Even after financing is secured, it’s important to continue the banking relationship, Stark says. “It’s not just about funding. Business owners also need to know how to maximize their dollar, and how they can make their business grow,” she says. “Bankers can go into the field, sit down and have a conversation about how you run your business and ask what you need.”

After meeting with Bank of America, Adams opened a business credit card account with a $35,000 credit line. She says it gives her the flexibility to purchase kitchen equipment and expand her operations. Today, Blossom Foods serves close to 80 hospitals, medical offices and rehabilitation centers. “We’ve been profitable the past three years, and we’re growing,” Adams says. She has plans to continue to grow and serve medical centers across the country.

Tips for small business owners

Before you seek outside funding, invest your own money in your business, Adams says. Even after Blossom Foods became profitable, Adams says she reinvested her money in her business for several years instead of buying fancy cars or taking exotic vacations. “When you self-fund your business, you do need to be willing to make the tough choices about what you want to do with your company,” she says.

It’s also important to stay on top of advancements in your industry. Adams keeps her speech pathology credentials current, which she says helps her understand patient-related issues and puts her in a better position to respond to medical changes or breakthroughs that affect her clients.

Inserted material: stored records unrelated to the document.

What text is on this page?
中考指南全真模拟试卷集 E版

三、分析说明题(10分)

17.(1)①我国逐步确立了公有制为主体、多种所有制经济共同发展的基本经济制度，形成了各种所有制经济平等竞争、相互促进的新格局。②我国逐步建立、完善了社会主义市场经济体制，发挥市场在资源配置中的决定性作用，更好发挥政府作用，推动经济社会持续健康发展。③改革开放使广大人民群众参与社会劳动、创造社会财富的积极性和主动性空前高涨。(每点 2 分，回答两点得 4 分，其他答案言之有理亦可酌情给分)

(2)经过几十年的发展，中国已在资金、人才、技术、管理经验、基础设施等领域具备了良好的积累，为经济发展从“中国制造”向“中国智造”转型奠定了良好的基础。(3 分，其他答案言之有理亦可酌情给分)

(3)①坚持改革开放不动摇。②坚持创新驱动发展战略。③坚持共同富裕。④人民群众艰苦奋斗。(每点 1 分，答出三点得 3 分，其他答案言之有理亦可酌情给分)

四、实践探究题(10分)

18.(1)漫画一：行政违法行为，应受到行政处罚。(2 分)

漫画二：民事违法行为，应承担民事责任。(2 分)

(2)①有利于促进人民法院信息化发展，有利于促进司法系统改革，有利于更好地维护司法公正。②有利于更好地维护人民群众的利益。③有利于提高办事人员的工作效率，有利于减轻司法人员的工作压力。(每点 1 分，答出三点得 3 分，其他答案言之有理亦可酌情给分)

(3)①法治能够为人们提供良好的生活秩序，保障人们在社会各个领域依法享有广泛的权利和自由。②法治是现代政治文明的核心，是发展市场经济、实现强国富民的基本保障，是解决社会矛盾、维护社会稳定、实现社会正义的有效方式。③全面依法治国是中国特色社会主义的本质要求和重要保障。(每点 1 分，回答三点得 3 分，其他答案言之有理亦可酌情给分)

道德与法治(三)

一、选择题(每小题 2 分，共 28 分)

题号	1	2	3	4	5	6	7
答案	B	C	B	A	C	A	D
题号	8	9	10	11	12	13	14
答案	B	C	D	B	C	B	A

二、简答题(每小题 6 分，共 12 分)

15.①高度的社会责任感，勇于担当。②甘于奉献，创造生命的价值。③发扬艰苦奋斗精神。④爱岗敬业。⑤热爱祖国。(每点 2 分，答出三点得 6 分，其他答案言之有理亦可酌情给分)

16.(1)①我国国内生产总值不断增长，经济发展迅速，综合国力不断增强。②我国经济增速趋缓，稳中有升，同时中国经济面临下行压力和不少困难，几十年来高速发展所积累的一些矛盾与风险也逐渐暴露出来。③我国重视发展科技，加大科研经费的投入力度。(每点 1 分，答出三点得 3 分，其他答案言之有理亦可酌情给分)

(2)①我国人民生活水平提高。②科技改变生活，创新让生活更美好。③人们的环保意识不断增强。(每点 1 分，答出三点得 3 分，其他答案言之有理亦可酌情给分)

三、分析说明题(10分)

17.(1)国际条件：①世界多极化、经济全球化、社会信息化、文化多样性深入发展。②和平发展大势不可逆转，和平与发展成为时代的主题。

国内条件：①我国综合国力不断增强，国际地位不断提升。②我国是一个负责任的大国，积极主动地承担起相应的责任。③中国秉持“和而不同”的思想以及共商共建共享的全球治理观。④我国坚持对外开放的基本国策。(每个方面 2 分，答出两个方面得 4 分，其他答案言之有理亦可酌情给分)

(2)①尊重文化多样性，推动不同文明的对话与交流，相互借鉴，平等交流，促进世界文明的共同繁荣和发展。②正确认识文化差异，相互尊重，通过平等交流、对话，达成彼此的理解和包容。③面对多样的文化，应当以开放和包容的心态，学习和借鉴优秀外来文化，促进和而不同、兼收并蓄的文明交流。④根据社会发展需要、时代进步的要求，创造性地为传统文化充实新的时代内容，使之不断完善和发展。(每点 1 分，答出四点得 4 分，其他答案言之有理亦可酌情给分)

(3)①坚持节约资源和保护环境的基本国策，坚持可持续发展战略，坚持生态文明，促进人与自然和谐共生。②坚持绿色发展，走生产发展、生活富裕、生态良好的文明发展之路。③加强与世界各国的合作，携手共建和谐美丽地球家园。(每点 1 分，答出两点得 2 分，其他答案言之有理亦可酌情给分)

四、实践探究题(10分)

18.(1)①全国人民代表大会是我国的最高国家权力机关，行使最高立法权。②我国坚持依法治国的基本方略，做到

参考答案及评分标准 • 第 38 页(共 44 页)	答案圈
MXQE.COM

When you are ready to seek financing, make an effort to develop a relationship with your local banker, Stark says. With a relationship, you get advice and you get someone who can talk to you and help you know the right questions to ask, as well as how to answer them, she says. “Sometimes it’s not just numbers. We also want to understand what you’re thinking. Do you want to open just one store, or do you have expansion plans?” Stark says.

When you have an existing business relationship with your bank, it can be very helpful when it comes time to apply for future financing, including lines of credit and business loans. Blossom Foods is one such company that has taken the first step in what could be a long and prosperous relationship.